House Democratic Leader Hakeem Jeffries is on his way to once again making history with the full backing of Congressional Democrats. In all three roll call votes on Tuesday, Jeffries got 212 votes, at least 9 more than Republican Kevin McCarthy. Jeffries won't cross the vote threshold to grab the Speaker's gavel because Republicans still have an edge overall, but Democrats made it crystal clear that Hakeem Jeffries is the unquestionable leader of the Democratic Caucus. At a press conference on Tuesday, Jeffries showed exactly why Democrats are supporting him in force.
According to NBC News, by securing 212 votes, Hakeem made history as the first Democratic leader to win support from every single member of their caucus since 2007. Rep. Nancy Pelosi had won unanimous support from her caucus after helping lead the party back into the majority in 2007.

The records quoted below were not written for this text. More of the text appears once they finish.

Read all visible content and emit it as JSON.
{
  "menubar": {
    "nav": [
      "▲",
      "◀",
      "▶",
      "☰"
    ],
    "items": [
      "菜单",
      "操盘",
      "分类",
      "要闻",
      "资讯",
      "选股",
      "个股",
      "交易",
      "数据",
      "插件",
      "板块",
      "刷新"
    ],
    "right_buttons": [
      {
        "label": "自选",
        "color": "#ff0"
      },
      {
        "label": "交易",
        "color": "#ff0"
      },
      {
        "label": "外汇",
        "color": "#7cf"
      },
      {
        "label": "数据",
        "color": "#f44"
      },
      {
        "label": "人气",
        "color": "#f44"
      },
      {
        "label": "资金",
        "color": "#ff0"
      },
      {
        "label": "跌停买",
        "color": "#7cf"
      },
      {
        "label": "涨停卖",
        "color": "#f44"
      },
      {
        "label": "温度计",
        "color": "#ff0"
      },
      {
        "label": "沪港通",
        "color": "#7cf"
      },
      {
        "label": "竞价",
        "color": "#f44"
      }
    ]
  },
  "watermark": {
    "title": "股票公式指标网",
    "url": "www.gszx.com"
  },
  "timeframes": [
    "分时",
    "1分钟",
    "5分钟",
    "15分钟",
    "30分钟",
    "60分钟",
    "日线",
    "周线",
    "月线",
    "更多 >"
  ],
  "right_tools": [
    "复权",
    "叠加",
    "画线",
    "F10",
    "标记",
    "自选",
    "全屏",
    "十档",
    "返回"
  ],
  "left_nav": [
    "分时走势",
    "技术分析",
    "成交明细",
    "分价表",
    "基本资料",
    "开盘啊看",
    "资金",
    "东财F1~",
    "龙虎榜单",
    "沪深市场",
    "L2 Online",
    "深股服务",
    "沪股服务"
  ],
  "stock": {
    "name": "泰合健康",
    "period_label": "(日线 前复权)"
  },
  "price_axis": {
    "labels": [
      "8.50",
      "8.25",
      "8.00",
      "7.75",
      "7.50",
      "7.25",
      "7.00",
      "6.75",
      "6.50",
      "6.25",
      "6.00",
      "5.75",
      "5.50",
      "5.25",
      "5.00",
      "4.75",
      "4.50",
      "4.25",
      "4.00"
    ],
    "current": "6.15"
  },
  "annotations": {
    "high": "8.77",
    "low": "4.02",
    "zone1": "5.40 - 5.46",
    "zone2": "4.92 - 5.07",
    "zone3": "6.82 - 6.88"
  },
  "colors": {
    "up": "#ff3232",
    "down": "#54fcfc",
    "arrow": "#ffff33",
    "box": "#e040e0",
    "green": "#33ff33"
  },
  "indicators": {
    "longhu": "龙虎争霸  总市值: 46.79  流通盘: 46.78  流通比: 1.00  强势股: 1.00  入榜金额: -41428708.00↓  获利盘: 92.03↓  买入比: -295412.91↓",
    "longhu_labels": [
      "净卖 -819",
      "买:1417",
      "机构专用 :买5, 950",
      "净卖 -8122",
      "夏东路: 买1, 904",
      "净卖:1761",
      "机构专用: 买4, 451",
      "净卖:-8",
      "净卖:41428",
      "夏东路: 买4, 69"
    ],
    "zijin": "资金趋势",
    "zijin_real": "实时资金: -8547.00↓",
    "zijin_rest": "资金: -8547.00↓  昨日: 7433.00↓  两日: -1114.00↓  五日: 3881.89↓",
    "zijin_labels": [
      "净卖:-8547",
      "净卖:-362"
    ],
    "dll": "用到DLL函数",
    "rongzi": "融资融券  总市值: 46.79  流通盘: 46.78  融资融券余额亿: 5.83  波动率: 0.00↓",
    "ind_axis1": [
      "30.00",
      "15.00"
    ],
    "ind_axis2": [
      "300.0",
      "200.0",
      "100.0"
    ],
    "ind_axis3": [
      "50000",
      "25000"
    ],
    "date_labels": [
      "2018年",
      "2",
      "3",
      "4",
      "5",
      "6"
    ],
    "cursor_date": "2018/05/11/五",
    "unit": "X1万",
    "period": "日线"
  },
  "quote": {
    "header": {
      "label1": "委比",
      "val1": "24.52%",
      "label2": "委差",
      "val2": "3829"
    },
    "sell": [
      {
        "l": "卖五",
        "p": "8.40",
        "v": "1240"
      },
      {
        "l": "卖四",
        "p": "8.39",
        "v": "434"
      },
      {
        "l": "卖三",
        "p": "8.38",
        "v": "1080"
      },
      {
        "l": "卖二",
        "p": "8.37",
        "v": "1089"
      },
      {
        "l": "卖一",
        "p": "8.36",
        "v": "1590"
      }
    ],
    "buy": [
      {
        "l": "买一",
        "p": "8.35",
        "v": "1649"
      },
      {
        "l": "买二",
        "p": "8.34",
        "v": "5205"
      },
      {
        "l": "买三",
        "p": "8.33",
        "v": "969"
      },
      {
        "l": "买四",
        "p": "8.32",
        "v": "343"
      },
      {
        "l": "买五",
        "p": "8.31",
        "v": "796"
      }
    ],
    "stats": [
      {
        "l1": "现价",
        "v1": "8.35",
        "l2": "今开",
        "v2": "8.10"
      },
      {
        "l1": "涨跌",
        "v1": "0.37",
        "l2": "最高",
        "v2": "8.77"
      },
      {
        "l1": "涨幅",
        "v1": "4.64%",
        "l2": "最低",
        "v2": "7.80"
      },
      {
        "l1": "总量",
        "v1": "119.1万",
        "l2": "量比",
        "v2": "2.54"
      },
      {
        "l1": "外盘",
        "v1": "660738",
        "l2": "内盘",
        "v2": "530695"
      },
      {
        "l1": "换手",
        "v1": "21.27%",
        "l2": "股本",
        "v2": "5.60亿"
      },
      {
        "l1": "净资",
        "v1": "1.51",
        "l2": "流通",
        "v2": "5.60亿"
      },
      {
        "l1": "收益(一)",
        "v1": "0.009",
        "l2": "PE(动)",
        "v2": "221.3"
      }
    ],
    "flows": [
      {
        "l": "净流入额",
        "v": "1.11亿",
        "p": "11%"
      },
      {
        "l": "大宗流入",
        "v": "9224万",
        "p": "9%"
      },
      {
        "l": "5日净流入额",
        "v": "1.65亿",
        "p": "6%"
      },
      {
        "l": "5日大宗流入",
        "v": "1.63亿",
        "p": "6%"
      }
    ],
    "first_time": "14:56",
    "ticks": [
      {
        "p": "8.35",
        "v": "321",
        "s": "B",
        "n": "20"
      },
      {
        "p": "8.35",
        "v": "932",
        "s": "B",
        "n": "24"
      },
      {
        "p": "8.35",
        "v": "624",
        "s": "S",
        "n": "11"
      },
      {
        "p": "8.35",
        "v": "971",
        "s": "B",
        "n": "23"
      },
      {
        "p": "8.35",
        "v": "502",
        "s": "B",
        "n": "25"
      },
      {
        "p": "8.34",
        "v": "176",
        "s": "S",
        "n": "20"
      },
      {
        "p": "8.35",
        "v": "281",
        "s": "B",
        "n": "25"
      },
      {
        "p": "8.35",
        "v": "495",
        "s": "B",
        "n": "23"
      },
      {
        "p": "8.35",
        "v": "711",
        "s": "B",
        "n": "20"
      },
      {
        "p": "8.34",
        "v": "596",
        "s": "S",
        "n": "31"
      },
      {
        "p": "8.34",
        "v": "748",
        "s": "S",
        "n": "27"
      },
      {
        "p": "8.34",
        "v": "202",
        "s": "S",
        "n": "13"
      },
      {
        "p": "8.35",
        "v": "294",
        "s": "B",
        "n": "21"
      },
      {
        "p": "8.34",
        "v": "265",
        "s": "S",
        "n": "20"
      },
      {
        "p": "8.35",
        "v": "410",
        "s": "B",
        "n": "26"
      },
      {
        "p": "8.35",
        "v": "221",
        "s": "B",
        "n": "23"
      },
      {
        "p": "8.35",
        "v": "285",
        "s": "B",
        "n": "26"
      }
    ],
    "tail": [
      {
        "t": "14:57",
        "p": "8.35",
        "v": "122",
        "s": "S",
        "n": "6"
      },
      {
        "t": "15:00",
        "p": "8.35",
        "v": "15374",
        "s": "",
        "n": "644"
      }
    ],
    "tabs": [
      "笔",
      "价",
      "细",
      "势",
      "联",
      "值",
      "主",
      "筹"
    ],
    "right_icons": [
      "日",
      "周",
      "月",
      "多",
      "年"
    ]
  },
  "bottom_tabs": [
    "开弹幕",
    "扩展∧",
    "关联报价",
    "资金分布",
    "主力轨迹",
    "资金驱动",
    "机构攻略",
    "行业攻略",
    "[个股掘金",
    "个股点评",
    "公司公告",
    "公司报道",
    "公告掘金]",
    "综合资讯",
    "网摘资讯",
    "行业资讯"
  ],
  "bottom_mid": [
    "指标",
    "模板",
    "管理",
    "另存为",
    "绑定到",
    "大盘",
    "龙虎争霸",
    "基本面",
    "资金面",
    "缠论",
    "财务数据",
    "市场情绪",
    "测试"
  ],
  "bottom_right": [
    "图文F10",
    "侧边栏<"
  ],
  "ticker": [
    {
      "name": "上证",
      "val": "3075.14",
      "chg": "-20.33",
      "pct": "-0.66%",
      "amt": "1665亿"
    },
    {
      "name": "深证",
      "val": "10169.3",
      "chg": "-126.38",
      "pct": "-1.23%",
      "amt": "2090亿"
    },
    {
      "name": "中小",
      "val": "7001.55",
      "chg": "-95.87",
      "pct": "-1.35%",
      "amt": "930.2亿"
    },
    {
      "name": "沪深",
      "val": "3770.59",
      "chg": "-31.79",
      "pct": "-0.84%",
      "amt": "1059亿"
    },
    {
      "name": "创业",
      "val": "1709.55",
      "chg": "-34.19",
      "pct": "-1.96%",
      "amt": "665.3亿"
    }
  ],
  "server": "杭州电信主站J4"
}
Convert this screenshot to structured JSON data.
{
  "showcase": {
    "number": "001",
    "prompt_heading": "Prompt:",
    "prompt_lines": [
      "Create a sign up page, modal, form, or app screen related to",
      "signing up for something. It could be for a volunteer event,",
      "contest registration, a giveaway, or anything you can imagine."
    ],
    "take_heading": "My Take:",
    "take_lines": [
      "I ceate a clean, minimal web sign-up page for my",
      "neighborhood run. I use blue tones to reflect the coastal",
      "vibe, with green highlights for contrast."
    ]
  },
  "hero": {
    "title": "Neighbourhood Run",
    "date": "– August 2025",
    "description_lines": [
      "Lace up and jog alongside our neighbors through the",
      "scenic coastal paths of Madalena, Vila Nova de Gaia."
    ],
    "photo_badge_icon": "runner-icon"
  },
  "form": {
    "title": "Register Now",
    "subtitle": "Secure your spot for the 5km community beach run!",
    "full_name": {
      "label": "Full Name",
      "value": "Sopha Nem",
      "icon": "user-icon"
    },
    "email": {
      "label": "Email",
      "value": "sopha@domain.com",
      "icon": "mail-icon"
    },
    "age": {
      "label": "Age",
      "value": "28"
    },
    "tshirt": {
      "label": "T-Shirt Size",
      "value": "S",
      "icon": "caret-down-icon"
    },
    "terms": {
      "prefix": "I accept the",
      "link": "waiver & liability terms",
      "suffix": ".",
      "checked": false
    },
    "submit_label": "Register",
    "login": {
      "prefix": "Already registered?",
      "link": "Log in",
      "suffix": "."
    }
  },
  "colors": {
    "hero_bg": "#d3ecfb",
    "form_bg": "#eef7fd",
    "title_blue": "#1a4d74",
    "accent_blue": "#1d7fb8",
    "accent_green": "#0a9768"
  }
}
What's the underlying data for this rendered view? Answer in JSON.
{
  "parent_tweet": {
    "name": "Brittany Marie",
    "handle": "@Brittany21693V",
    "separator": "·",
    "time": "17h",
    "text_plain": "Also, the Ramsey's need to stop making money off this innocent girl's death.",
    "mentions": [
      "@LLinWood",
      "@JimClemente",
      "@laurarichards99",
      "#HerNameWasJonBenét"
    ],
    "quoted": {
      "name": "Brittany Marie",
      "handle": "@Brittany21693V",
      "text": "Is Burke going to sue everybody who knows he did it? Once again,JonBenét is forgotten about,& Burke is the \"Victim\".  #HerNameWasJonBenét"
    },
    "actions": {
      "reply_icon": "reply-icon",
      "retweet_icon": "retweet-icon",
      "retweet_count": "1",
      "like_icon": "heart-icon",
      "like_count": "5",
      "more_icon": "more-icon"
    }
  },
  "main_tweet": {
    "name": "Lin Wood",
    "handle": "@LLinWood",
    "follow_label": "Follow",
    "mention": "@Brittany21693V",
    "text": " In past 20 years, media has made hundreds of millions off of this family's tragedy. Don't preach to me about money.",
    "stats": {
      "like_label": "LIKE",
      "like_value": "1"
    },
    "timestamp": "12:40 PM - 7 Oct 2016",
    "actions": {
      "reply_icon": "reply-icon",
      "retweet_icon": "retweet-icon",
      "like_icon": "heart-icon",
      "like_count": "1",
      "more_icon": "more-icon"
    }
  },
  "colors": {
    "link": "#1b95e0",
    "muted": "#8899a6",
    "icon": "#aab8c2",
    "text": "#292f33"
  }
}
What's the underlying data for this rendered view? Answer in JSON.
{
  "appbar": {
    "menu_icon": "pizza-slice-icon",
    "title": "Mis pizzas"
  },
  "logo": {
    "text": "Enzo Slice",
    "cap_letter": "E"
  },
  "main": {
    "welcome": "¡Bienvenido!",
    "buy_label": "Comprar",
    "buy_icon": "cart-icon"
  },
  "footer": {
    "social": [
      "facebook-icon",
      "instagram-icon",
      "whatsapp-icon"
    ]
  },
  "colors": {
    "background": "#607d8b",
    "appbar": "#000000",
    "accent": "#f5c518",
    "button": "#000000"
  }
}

"We are gonna stay here to get this done. We are unified, and we're all gonna support Hakeem Jeffries for speaker, the lead vote-getter in the last ballot," Rep. Pete Aguilar, the new House Democratic Caucus chair, said of Jeffries’s nomination during the second round of voting.
But while Democrats were unified in voting for Jeffries, Republicans disagreed on who their next leader would be. The House adjourned Tuesday without picking a new speaker since McCarthy failed to win a majority on three ballots. According to CBS News, Tuesday's vote was the first time in 100 years that the House speaker seat remained unfilled after the convening of a new Congress. Additionally, it is also the first time in a century that the Speaker election has needed multiple rounds of voting.
During a speech Tuesday, Jeffries told reporters he is not willing to help Republicans elect a speaker.
“We are looking for a willing partner to solve problems for the American people, not save the Republicans from their dysfunction,” Jeffries said.
House Democratic leader Hakeem Jeffries said it was a "sad day for democracy" after Republicans failed to choose a House speaker, preventing Congress from beginning its work. Follow @AP's coverage. https://t.co/RJYG9NzmdSpic.twitter.com/I6mCZyMbEx
He also nailed his introduction press conference by calling out the lack of organization Republicans have. He noted that while Democrats are “united, present, ready, willing, and able to get things done on behalf of the American people,” Republicans are dysfunctional.
JEFFRIES: The Republican dysfunction is what it is: Chaos, crisis and confusion, along with craziness. That's sad for the American people. They're going to have to figure out a way out of it. pic.twitter.com/jbwqa62SCR
Of course, while Republicans like McCarthy insisted to reporters that the party is "unified," the reality of the situation is clear.
"This isn't about me," McCarthy said, according to CBS News. "This is about the conference now because the members who are holding out … they want something for their personal selves."
Nevertheless, whatever reason it may be, Republicans seem to be confused now more than ever while Democrats are ready to make moves.
Jeffries comes with substantial leadership experience. He is not only considered the youngest member to serve as chairman of the Democratic Caucus, but was also part of a select group of lawmakers who were impeachment managers during the Senate trial of Donald Trump.
According to CNN, Jeffries is set to become one of the highest-ranking Black politicians in America, as the country makes history with a record number of Black members of Congress.
Rep. Pete Aguilar (D-CA) on GOP gridlock in the House Speaker race: "This is who they are: crisis, confusion, disarray. It's unfortunate that that's what the modern-day House Republican Conference looks like." pic.twitter.com/vmNTzLejFT
Democrats continue to show the country that they are united and able to get things done, and kudos to House Democrats for making that divide very clear.